Memes also circulated which parodied the advert, replacing "Fatima" with other figures and jobs. These included "Priti’s next job could be volunteering in Calais," and "Dom’s next job could be in the prison laundry," referring to Priti Patel and Dominic Cummings respectively, while another read "Fatima could keep the job she loves (if the government decided to give a fuck)"

Writer Caitlin Moran tweeted that "I don't know if the government know they appear to have recently created a 'Hopes & Dreams Crushing Department', but for a country already depressed and anxious, I would suggest it's a bit of a 'Not now, dudes' moment?" Choreographer Sir Matthew Bourne said that the advert "has to be a joke? Right?" Musician Fatboy Slim said the advert was "throwing the arts under the bus." Other critics said the campaign represented "cultural philistinism and bad governance in one ad". Singer Sam Fender said he thought the advert was "satire". Savage Garden singer Darren Hayes said that "Making joy is our job. Reboot your terrible advertisement". A Glamour article by Josh Smith called the advert "offensive to women everywhere". Dr Rosena Allin-Khan, Shadow mental health minister, tweeted; "Fatima, you be you. Don't let anyone else tell you that you aren't good enough because you don't conform to their preconceived social norms."
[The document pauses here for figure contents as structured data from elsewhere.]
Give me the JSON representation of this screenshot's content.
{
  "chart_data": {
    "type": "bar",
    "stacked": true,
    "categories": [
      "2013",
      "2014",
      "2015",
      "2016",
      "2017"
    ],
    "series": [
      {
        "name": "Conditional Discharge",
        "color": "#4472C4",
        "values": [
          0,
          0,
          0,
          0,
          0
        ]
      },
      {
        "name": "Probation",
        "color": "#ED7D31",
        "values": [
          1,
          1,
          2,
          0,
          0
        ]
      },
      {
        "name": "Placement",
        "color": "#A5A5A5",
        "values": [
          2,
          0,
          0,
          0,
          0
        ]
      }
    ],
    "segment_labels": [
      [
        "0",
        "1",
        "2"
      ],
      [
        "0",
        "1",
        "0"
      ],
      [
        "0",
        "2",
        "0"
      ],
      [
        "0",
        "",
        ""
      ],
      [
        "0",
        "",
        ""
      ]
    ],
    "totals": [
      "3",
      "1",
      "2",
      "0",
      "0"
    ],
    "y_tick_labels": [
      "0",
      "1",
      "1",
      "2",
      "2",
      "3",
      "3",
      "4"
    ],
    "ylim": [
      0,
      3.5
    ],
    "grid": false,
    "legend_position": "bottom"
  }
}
A Reuters fact check said that these criticisms were missing context as "the advert comes from a series that features workers from a variety of industries, not just the arts."

A spokesperson for the UK government said that the advert was "not appropriate", and that it had been taken down; this included the program page featuring the ad on the QA website. Culture secretary Oliver Dowden distanced himself from the campaign the same day, calling it "crass" and clarifying it was not created by the Department for Digital, Culture, Media, and Sport (DCMS). He stated that it "was a partner campaign encouraging people from all walks of life to think about a career in cyber security. I want to save jobs in the arts, which is why we are investing £1.57 billion." The same day that the advert had received attention, DCMS had released details of 1,300 organisations that would share £257m in funding from its previously announced £1.57bn arts support package.

On 15 October Krys Alex, the photographer, said she was not aware of the use of the photograph until it began to be criticised on social media, describing that she "felt devastated," and would have never agreed to its use in the advert. She called Kelley "a young, talented, and beautiful aspiring dancer from Atlanta."